When the Environmental Protection Agency released a draft this past November of its Fiscal Year 2014-2018 Strategic Plan, environmentalists applauded the agency’s decision to address climate change, protect water sources, ensure the safety of chemicals, prevent pollution and improve air quality.
However, some environmentalists zeroed in on a clause in the 86-page proposal that they say indicates the agency is backing away from its traditional role of enforcing measures that protect the environment, such as the agency’s plan to conduct 30 percent fewer inspections and file 40 percent fewer civil cases throughout the next five years as compared to the last five years.
Groups such as the Center for Progressive Reform note that the severe limitations contained in the proposal “could severely undercut regulated entities’ commitment to meet their regulatory responsibilities, exposing the public to unacceptable health and environmental risks.”
CPR staff, including the group’s President Rena Steinzor, member scholar Rob Glicksman and policy analyst Anne Havemann, say this is particularly concerning since traditional enforcement “is the most cost-effective weapon to prevent backsliding on the progress the nation has made in reducing traditional pollution.”
Last month, the trio wrote a letter to EPA Administrator Gina McCarthy, encouraging her to rethink some of the proposed changes to the EPA’s proposal, since as Havemann put it, “Every day, we are presented with more evidence of the need to inspect for environmental violations and enforce the nation’s laws.
“The most recent example is the failure of federal and state regulators to discover a leaking chemical storage tank that left 300,000 people in West Virginia with water so contaminated it could only be used to flush toilets.”
Whether McCarthy has responded to CPR’s concerns is not known.
However, the EPA says its “new paradigm” known as “Next Generation Compliance” will achieve better results than traditional enforcement techniques by using advanced pollution monitoring techniques to “identify pollution issues,” which the agency says can be used by government and industry officials to find and fix pollution and violation problems.
CPR says that a “federal retreat from enforcement could permit the states to ease up as well.
“A less active federal agency will likely demand less of the states; it cannot hold them to a higher standard than it holds itself.
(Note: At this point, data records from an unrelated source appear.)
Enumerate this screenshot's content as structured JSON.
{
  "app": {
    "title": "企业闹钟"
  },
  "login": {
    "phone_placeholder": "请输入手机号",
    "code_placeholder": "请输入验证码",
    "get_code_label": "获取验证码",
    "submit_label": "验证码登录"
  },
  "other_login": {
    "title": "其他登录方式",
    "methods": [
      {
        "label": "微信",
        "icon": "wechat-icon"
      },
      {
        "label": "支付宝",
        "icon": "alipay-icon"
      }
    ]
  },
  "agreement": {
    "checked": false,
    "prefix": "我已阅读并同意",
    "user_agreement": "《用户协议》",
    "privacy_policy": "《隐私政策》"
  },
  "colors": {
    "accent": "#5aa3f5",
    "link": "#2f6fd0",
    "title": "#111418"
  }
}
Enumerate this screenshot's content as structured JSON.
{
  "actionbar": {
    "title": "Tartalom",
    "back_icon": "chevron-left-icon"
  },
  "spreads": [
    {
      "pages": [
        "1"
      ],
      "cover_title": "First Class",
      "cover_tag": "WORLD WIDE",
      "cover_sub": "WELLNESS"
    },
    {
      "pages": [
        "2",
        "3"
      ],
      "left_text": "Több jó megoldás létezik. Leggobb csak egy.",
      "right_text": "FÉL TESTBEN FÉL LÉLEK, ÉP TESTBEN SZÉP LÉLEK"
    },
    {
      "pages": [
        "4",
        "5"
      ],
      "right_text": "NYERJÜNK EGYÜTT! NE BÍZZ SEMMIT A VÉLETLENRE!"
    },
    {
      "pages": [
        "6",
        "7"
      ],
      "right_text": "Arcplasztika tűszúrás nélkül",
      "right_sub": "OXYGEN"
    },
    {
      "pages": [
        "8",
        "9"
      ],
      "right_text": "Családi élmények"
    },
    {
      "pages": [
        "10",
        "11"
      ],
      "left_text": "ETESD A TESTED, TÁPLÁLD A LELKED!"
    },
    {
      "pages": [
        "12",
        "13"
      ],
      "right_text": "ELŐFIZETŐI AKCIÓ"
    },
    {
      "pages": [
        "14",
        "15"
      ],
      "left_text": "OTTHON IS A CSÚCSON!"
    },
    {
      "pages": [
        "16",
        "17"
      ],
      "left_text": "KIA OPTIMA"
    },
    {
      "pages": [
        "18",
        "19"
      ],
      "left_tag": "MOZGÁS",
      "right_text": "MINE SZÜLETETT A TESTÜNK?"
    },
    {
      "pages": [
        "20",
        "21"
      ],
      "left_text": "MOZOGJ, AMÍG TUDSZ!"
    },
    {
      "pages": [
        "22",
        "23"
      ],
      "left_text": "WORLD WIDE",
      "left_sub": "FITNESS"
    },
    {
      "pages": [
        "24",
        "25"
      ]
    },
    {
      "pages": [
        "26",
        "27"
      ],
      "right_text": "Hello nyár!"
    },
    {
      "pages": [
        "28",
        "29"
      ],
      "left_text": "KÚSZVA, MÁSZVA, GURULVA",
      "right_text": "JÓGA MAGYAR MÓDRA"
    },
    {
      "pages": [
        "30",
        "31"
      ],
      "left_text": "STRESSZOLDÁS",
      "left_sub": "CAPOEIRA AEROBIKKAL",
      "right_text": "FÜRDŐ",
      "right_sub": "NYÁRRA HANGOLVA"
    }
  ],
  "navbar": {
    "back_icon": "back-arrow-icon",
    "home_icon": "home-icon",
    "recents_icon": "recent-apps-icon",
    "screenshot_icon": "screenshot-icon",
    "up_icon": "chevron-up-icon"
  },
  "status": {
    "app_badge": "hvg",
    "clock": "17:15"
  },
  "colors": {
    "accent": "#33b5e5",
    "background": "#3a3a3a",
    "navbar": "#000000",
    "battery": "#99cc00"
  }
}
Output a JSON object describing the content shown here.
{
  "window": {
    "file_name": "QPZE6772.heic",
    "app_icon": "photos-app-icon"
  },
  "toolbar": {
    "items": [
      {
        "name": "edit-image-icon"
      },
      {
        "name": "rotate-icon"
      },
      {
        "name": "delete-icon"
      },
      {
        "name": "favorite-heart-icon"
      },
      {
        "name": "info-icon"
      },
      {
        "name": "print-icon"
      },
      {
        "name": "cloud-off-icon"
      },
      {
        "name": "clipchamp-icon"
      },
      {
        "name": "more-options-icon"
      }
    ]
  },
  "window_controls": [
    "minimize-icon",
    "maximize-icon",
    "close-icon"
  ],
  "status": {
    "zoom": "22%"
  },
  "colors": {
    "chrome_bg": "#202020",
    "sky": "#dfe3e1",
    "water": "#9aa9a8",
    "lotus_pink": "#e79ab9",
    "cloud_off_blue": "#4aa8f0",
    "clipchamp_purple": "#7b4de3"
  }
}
On the flip side, states may feel pressure to pick up the slack when the federal government begins initiating fewer enforcement actions.”
In an issue alert published last month, CPR pointed out that this new plan is problematic for many reasons, one being that less regulation is dangerous as even the EPA has admitted in recent years its enforcement record has been sub par for years.
But instead of blaming failed policies, the EPA appears to be blaming its issues on budget shortages.
While CPR and other environmentalists recognize that the EPA’s budget has been steadily declining for years, and that even in FY 2009, when the agency’s funding peaked, when adjusted for inflation, the agency still was given less funding than the agency received in 1978.
“While [the] EPA is struggling with funding, state budgets have been hit even harder. In a survey of 49 states, the Environmental Council of the States found that state environmental agency budgets shrank by approximately $17.5 million from FY 2011 to FY 2012, an average decline of $357,000 per state,” CPR reports.
Although CPR recognizes the EPA does not control the level of funding allocated to the agency by Congress, the group says the EPA “should vociferously protest budget cuts and identify the likely consequences for agency enforcement initiatives and for water quality in places like the [Chesapeake] Bay.
“Rather than pretending that it can do even more with less, it should be making noise — and plenty of it — about the problems that budget stinginess is creating,” the group said.
“The agency’s retreat from enforcement, as signaled in this strategic plan, will not only hinder efforts to clean up the Chesapeake Bay, but will also negatively affect everyone who drinks water or breathes air.”
Public feedback for the EPA’s proposal ended Jan. 3.
The proposal is now scheduled to be presented to Congress sometime this month. It is Congress who will ultimately decide whether to approve or reject the proposal and determine the amount of funding the agency will receive.